Police stopped Quebecker for b

One night about 7, Marie-Anne Laquerre was driving her teenaged sons to their basketball championship dinner when she was stopped by police. They said her van was deemed "of interest" and her back windshield wiper seemed defective.

But the routine check became more than that. Mrs. Laquerre felt she was targeted because she is black. And now Quebec's Police Ethics Committee has agreed, ruling that the Quebec City mother was the victim of racial profiling.

The ethics committee said the two officers who stopped Mrs. Laquerre were motivated by race.

"It is obvious for the committee that the true motive for intercepting Mrs.

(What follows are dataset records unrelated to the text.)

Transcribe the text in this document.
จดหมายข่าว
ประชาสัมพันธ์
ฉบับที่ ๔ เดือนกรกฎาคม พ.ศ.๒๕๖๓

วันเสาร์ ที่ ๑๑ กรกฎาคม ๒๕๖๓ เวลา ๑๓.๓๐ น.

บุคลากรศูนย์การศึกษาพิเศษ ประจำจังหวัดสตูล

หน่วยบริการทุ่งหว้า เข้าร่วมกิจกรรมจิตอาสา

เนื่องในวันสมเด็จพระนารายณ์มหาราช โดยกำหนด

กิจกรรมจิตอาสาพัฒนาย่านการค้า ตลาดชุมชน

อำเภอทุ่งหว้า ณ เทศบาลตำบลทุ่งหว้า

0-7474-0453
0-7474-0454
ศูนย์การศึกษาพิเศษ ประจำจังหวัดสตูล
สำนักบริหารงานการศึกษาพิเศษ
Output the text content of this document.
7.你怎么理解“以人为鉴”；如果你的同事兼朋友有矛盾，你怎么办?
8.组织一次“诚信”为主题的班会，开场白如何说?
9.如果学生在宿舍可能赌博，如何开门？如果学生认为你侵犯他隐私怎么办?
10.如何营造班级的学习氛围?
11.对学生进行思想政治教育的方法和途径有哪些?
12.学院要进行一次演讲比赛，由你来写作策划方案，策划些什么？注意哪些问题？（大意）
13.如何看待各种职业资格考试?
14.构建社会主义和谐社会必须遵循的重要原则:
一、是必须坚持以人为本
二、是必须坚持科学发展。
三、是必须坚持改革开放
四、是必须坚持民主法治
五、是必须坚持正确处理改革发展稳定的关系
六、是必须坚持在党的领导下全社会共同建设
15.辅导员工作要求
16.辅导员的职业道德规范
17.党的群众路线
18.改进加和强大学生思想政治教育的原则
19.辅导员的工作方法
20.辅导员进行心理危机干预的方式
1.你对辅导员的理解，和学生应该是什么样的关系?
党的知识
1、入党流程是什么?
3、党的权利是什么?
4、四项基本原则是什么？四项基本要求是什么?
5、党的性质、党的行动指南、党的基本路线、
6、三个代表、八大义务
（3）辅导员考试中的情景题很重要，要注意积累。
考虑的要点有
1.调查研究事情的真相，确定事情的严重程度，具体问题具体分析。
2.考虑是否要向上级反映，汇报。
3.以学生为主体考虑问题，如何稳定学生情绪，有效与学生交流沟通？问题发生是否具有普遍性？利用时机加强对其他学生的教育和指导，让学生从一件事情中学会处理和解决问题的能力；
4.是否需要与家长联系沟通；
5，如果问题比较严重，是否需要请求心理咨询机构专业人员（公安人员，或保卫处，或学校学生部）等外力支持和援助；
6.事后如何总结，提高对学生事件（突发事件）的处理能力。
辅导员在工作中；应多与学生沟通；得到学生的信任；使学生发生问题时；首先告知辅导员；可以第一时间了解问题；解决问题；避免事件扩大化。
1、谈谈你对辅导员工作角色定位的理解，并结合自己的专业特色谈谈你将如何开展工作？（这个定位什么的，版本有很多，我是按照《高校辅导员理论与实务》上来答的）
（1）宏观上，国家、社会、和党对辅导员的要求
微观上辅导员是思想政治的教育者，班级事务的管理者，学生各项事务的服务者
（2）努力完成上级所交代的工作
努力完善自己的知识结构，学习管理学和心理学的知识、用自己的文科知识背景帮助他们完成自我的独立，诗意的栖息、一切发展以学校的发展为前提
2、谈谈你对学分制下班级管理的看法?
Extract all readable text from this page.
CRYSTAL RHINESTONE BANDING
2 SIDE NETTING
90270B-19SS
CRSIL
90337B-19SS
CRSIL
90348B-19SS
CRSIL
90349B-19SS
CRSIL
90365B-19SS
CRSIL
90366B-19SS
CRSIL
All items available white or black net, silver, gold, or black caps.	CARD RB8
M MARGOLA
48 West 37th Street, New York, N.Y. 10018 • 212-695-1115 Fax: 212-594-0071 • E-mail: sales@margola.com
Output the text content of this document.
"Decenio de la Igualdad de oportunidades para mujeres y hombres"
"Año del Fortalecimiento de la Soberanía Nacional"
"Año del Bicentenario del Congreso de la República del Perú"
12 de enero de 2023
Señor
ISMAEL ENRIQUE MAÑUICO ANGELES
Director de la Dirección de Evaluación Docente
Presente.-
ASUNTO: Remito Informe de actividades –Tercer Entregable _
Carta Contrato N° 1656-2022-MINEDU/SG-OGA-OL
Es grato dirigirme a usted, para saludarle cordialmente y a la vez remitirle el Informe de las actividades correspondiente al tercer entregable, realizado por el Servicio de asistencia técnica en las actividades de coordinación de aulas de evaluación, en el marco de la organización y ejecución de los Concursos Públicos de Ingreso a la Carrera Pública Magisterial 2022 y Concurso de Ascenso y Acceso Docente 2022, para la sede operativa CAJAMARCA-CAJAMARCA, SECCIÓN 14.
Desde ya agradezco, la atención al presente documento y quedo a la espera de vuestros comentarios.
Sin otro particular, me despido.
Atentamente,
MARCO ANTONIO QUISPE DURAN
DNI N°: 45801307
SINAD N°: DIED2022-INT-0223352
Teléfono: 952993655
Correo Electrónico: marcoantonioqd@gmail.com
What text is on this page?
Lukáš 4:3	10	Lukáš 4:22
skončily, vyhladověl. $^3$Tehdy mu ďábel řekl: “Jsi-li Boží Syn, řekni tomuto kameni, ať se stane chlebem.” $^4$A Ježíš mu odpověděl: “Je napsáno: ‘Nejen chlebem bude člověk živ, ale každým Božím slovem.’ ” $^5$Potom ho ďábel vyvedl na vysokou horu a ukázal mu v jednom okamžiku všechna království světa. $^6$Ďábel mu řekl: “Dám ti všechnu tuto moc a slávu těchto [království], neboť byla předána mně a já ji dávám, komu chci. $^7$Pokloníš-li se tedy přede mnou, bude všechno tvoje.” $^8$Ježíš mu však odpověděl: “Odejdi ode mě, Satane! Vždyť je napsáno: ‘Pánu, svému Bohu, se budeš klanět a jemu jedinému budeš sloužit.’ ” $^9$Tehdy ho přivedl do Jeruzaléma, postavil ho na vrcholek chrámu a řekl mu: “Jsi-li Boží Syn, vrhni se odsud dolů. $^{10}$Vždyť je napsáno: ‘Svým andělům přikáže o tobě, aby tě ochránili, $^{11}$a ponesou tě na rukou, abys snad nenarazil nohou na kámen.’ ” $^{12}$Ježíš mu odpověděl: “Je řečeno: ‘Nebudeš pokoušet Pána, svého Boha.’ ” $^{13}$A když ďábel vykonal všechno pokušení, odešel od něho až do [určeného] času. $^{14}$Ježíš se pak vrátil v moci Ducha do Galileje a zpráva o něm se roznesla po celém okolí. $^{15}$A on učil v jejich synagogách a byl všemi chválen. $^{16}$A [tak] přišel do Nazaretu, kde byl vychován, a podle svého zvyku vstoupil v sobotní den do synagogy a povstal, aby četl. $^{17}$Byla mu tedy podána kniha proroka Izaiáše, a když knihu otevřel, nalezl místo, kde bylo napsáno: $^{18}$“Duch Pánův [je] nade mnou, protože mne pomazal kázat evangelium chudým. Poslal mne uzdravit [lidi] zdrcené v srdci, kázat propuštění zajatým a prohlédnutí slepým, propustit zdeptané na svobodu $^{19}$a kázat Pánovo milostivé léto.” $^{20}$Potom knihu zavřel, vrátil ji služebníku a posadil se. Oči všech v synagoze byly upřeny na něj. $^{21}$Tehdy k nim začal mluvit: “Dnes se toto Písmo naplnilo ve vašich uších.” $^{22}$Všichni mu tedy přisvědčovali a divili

Laquerre's vehicle was the race of the vehicle's occupants," the committee said in its recent ruling.

The ethics committee ruled that on April 6, 2003, while her twin 17-year-old sons were with her, Mrs. Laquerre's van was intercepted in Quebec City by officers Alain Pelletier and Jean-François Caron. They asked for her driver's licence and other papers and wrote out a ticket.

The officers told the committee that the van's back windshield appeared broken. They ran a check on the van because its make is often targeted by thieves, they said.

But the committee, an administrative tribunal, rejected the officers' explanation. For one, a broken windshield doesn't violate the Quebec highway code, it wrote. Both officers acknowledged that they ran checks on Mrs. Laquerre and her van after noticing the occupants were black, the committee said.

As for the ticket issued to Mrs. Laquerre, it said her van's windows were "tinted and very dirty."